Abrí el closet y mirando directo a las ropas dije: “Pues les cuento que no me morí”. Ya mis vestidos me habían dado por muerta pues hacía casi un mes que yo no pasaba por allí. Los negros y grises atuendos de la oficina guardaron su luto, pero los vestidos de salir a bailar lanzaron mangas al aire cuando me escucharon decir: “Y ya viene la primavera”. Ellos sabían que aquello indicaba conciertos, fiestas en otras casas y hasta picnics.
—¡Como ha engordado! —dijo aquel viejo frustrado, mi nocivo pantalón jean.
—Y.. ¿qué exactamente ha pasado? —preguntó el vestido lila, con su aristocrático acento británico. Lo cual admito, es culpa, pues lo compré en Camden Town, en una boutique de segunda mano, pensando que, por sus bordados, podría ser filipino, tailandés. Nunca inglés.
Mirando hacia las sandalitas de cuero que traje de la India, el vestido lila dijo “alístese señorita, que ya pronto vamos a salir”.
—Bueno, no se hagan muchas ilusiones —les expliqué—. Dice Mario el de la radio, que hay una pandemia allá afuera. Un coronabicho que nos quiere extinguir. Debemos tener paciencia porque está prohibido salir.

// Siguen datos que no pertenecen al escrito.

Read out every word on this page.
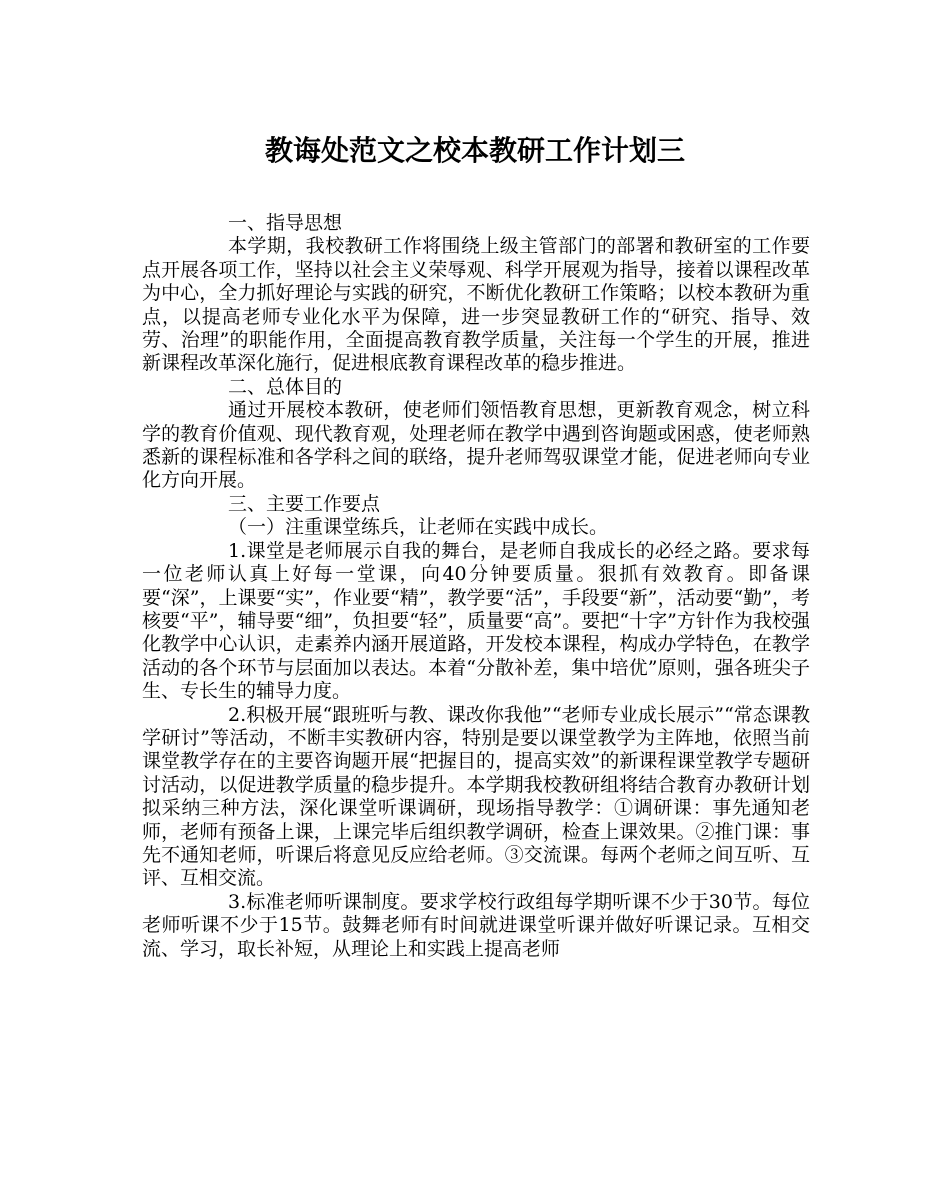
教诲处范文之校本教研工作计划三
一、指导思想
本学期，我校教研工作将围绕上级主管部门的部署和教研室的工作要点开展各项工作，坚持以社会主义荣辱观、科学开展观为指导，接着以课程改革为中心，全力抓好理论与实践的研究，不断优化教研工作策略；以校本教研为重点，以提高老师专业化水平为保障，进一步突显教研工作的“研究、指导、效劳、治理”的职能作用，全面提高教育教学质量，关注每一个学生的开展，推进新课程改革深化施行，促进根底教育课程改革的稳步推进。
二、总体目的
通过开展校本教研，使老师们领悟教育思想，更新教育观念，树立科学的教育价值观、现代教育观，处理老师在教学中遇到咨询题或困惑，使老师熟悉新的课程标准和各学科之间的联络，提升老师驾驭课堂才能，促进老师向专业化方向开展。
三、主要工作要点
（一）注重课堂练兵，让老师在实践中成长。
1.课堂是老师展示自我的舞台，是老师自我成长的必经之路。要求每一位老师认真上好每一堂课，向40分钟要质量。狠抓有效教育。即备课要“深”，上课要“实”，作业要“精”，教学要“活”，手段要“新”，活动要“勤”，考核要“平”，辅导要“细”，负担要“轻”，质量要“高”。要把“十字”方针作为我校强化教学中心认识，走素养内涵开展道路，开发校本课程，构成办学特色，在教学活动的各个环节与层面加以表达。本着“分散补差，集中培优”原则，强各班尖子生、专长生的辅导力度。
2.积极开展“跟班听与教、课改你我他”“老师专业成长展示”“常态课教学研讨”等活动，不断丰实教研内容，特别是要以课堂教学为主阵地，依照当前课堂教学存在的主要咨询题开展“把握目的，提高实效”的新课程课堂教学专题研讨活动，以促进教学质量的稳步提升。本学期我校教研组将结合教育办教研计划拟采纳三种方法，深化课堂听课调研，现场指导教学：①调研课：事先通知老师，老师有预备上课，上课完毕后组织教学调研，检查上课效果。②推门课：事先不通知老师，听课后将意见反应给老师。③交流课。每两个老师之间互听、互评、互相交流。
3.标准老师听课制度。要求学校行政组每学期听课不少于30节。每位老师听课不少于15节。鼓舞老师有时间就进课堂听课并做好听课记录。互相交流、学习，取长补短，从理论上和实践上提高老师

—¿Paciencia? —preguntó el vestido lila enojado— ¡Ya sácanos de este letargo! Me asfixio trancada aquí.
—Ay, dímelo a mi —le respondí—. Pero parece que es para largo…
—Entonces, ¿a qué exactamente has venido?

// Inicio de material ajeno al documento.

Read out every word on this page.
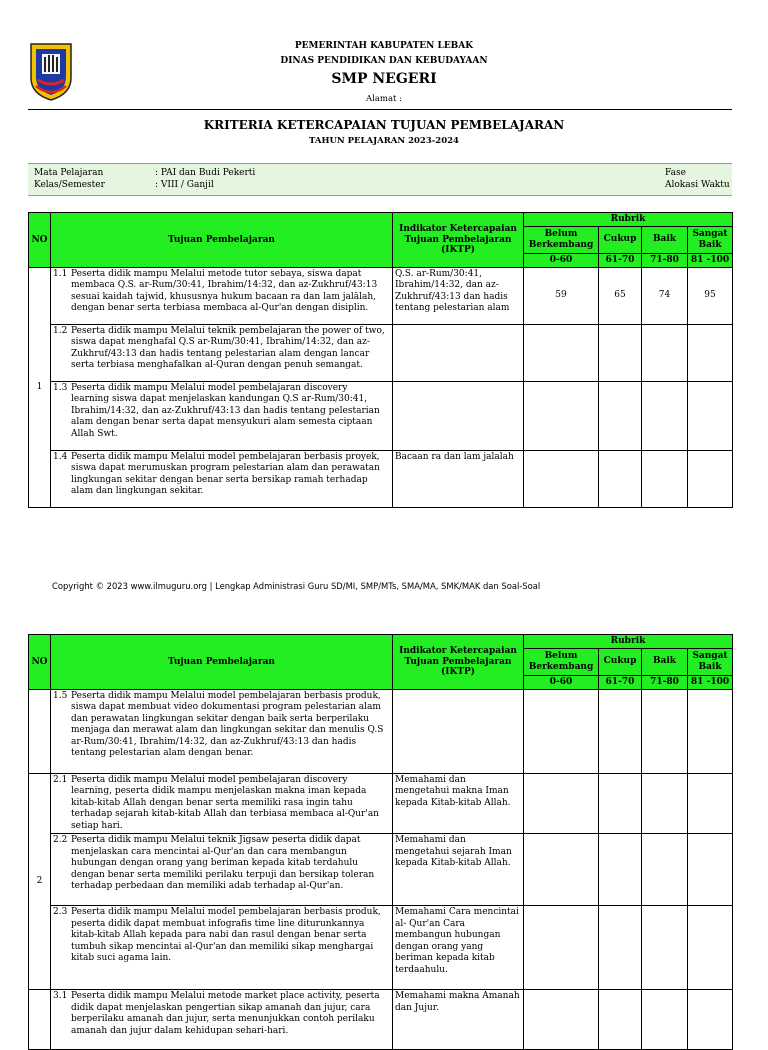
PEMERINTAH KABUPATEN LEBAK
DINAS PENDIDIKAN DAN KEBUDAYAAN
SMP NEGERI
Alamat :
KRITERIA KETERCAPAIAN TUJUAN PEMBELAJARAN
TAHUN PELAJARAN 2023-2024
Mata Pelajaran	: PAI dan Budi Pekerti
Kelas/Semester	: VIII / Ganjil
Fase
Alokasi Waktu
NO	Tujuan Pembelajaran	Indikator Ketercapaian Tujuan Pembelajaran (IKTP)	Rubrik			
			Belum Berkembang	Cukup	Baik	Sangat Baik
			0-60	61-70	71-80	81 -100
1	1.1 Peserta didik mampu Melalui metode tutor sebaya, siswa dapat membaca Q.S. ar-Rum/30:41, Ibrahim/14:32, dan az-Zukhruf/43:13 sesuai kaidah tajwid, khususnya hukum bacaan ra dan lam jalālah, dengan benar serta terbiasa membaca al-Qur'an dengan disiplin.	Q.S. ar-Rum/30:41, Ibrahim/14:32, dan az-Zukhruf/43:13 dan hadis tentang pelestarian alam	59	65	74	95
	1.2 Peserta didik mampu Melalui teknik pembelajaran the power of two, siswa dapat menghafal Q.S ar-Rum/30:41, Ibrahim/14:32, dan az-Zukhruf/43:13 dan hadis tentang pelestarian alam dengan lancar serta terbiasa menghafalkan al-Quran dengan penuh semangat.					
	1.3 Peserta didik mampu Melalui model pembelajaran discovery learning siswa dapat menjelaskan kandungan Q.S ar-Rum/30:41, Ibrahim/14:32, dan az-Zukhruf/43:13 dan hadis tentang pelestarian alam dengan benar serta dapat mensyukuri alam semesta ciptaan Allah Swt.					
	1.4 Peserta didik mampu Melalui model pembelajaran berbasis proyek, siswa dapat merumuskan program pelestarian alam dan perawatan lingkungan sekitar dengan benar serta bersikap ramah terhadap alam dan lingkungan sekitar.	Bacaan ra dan lam jalalah				
Copyright © 2023 www.ilmuguru.org | Lengkap Administrasi Guru SD/MI, SMP/MTs, SMA/MA, SMK/MAK dan Soal-Soal
NO	Tujuan Pembelajaran	Indikator Ketercapaian Tujuan Pembelajaran (IKTP)	Rubrik			
			Belum Berkembang	Cukup	Baik	Sangat Baik
			0-60	61-70	71-80	81 -100
	1.5 Peserta didik mampu Melalui model pembelajaran berbasis produk, siswa dapat membuat video dokumentasi program pelestarian alam dan perawatan lingkungan sekitar dengan baik serta berperilaku menjaga dan merawat alam dan lingkungan sekitar dan menulis Q.S ar-Rum/30:41, Ibrahim/14:32, dan az-Zukhruf/43:13 dan hadis tentang pelestarian alam dengan benar.					
2	2.1 Peserta didik mampu Melalui model pembelajaran discovery learning, peserta didik mampu menjelaskan makna iman kepada kitab-kitab Allah dengan benar serta memiliki rasa ingin tahu terhadap sejarah kitab-kitab Allah dan terbiasa membaca al-Qur'an setiap hari.	Memahami dan mengetahui makna Iman kepada Kitab-kitab Allah.				
	2.2 Peserta didik mampu Melalui teknik Jigsaw peserta didik dapat menjelaskan cara mencintai al-Qur'an dan cara membangun hubungan dengan orang yang beriman kepada kitab terdahulu dengan benar serta memiliki perilaku terpuji dan bersikap toleran terhadap perbedaan dan memiliki adab terhadap al-Qur'an.	Memahami dan mengetahui sejarah Iman kepada Kitab-kitab Allah.				
	2.3 Peserta didik mampu Melalui model pembelajaran berbasis produk, peserta didik dapat membuat infografis time line diturunkannya kitab-kitab Allah kepada para nabi dan rasul dengan benar serta tumbuh sikap mencintai al-Qur'an dan memiliki sikap menghargai kitab suci agama lain.	Memahami Cara mencintai al- Qur'an Cara membangun hubungan dengan orang yang beriman kepada kitab terdaahulu.				
	3.1 Peserta didik mampu Melalui metode market place activity, peserta didik dapat menjelaskan pengertian sikap amanah dan jujur, cara berperilaku amanah dan jujur, serta menunjukkan contoh perilaku amanah dan jujur dalam kehidupan sehari-hari.	Memahami makna Amanah dan Jujur.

Los vestidos susurraban los unos entre los otros, como haciendo conjeturas y ante tanto alboroto ¡Silencio! Pedí.
—A ver —aclaré—. Yo creo que, a partir de hoy, ya nada será como antes. Creo que tocará inventarnos nuevos modos de existir.
—¿De qué tú hablas? —preguntó Pantalón.
—Creo que pasará como después del 911, que para volar casi hay que encuerarse. Presiento que después del coronadesastre, para bailar habrá que usar guantes, para viajar habrá que usar máscaras que te tapen…
—Pues consíguete una máscara lila para que pegue alguna de mis tonalidades —sugirió el vestido lila, con su acento más denso que nunca.
—En tanto, —les advertí—. Pasaré más por aquí. De vez en cuando me vestiré elegante. Les prometo que algo haré para que salgan de aquí.
—Y, ¿cómo exactamente funcionaría esto para mí? —insistió Lila.
—Bueno, digamos que vengo al closet una vez al día. Me visto. Me peino. Me pongo mis sandalitas. Me echo perfume. Y bajo a la sala a compartir.
—¿Compartir con quién, precisamente? —indagó ella, siempre tan elocuente.
—Con nadie.
Sus ojos se abrieron de modo despampanante.
—Lila, mi vida. Es que no permiten visitantes. Pero podemos conversar con Mario, el de la radio, con Filomena, la lámpara de la sala. Hablamos con quién nos hable. Pasamos una noche agradable y luego, regresamos a dormir.
—¿Qué cosas dices? —preguntó Pantalón.
Yo asumí que por viejo no oía, pero el tono traía ironía.
—¿Qué les parece la idea? —pregunté a los demás presentes.
—Para eso que tú tienes han inventado medicinas, ¿tú sabes? —indicó Lila.
A partir de ese día mis ropas, todas, sin excepción, optaron ignorarme. Por mucho que les insistí para que me ayudaran a reinventarme, no volvieron a decir ni “ji”.